Друзья сидели рядом со мной, а кто-нибудь из них еще продолжал играть, и когда нацеливался кием в шар, халат его распахивался и виднелась серебряная медаль "За отвагу", и когда он резко ударял кием, медаль вздрагивала и трепыхалась; потом парень снова запахивал халат и начинал, согнувшись, ходить вокруг стола, высматривая хороший шар. У меня тоже была такая медаль, кое у кого были и ордена, а у некоторых не было ничего, но все равно это были хорошие парни, и все они одинаково хорошо воевали в свое время, и я любил их здорово. Комиссар часто бывал с нами, разговаривал запросто, и так как мы здесь были в халатах, а не в гимнастерках, мы его нисколько не стеснялись, но всегда разговаривали на "вы", и уважали его, и любили. Он всякий раз, когда приходил, распечатывал новую пачку папирос и угощал нас; мы курили и вспоминали фронт, а часто и мирную жизнь, и он много рассказывал нам интересного. Он был потомственный военный, был ранен под Ельней и сейчас ходил, опираясь на палку, и мы очень уважали его за это, как всякий фронтовик фронтовика, и знали, что орден Красного Знамени получен им заслуженно.

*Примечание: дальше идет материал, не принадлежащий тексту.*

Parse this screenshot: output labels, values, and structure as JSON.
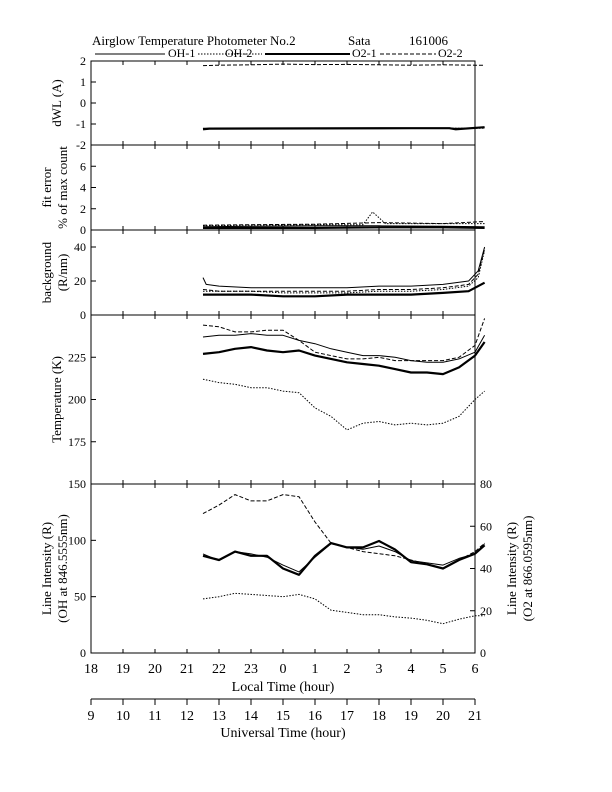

Мои друзья-парни иногда менялись: одни уходили в батальон выздоравливающих и возвращались на фронт, другие уезжали в тыл на длительное лечение или совсем домой. Но компания, несмотря на это, всегда оставалась и внешне казалась неменяющейся, и мы всегда собирались у бильярда. Около нас частенько бывал комиссар или кто-нибудь из врачей и уже всегда девчата, и парни шутили с ними. Я совершенно не имел дела с девушками, мне с ними было скучно.
Не бывала внизу одна Машенька. Впрочем, еще некоторые девушки не бывали здесь, те, которые дежурили в офицерских палатах.
Так хорошо я жил месяц. Потом ведущий хирург решил, что хватит мне так ходить, и записал на операцию. Два дня мне не давали вставать с постели и готовили к операции ногу. Операция меня не страшила, только было скучно лежать, но хлопцы приходили развлекать меня, и по существу ничего не изменилось, мы по-прежнему были вместе. Только когда мы много курили, приходила сестра, выгоняла хлопцев из палаты и открывала окно. На улице таял снег, я лежал и смотрел в окно, как каплет с крыши, и иногда читал старую подшивку "Красного спорта". Подшивка вся была изодрана на курево, но я все равно любил ее читать и подолгу рассматривал иллюстрации.
Все было хорошо, только чуточку не хватало Машеньки, и я вспоминал, как она проходит по коридору, неся над головой поднос, и улыбается краешками губ.
Пролежал я два дня. Потом меня вызвали. Весь госпиталь знал, что Алешке Иванову делают операцию: друзья проводили меня до дверей, и когда я вошел в операционную, они забрались на стол, чтобы смотреть через верхнее, незамазанное стекло в дверях. В операционной, прислонившись спиной к стене, стояла Машенька. На одном из двух высоких столов лежал казах из восьмой палаты, на лице у него была маска из марли; в головах стояла операционная сестра и разбивала над маской ампулу. Живот у казаха уже был распластан, и ведущий хирург возился в нем обеими руками, перебирая пальцами кишки. Кровь заполняла всю полость и бежала через край, впитываясь в простыню, и было страшно.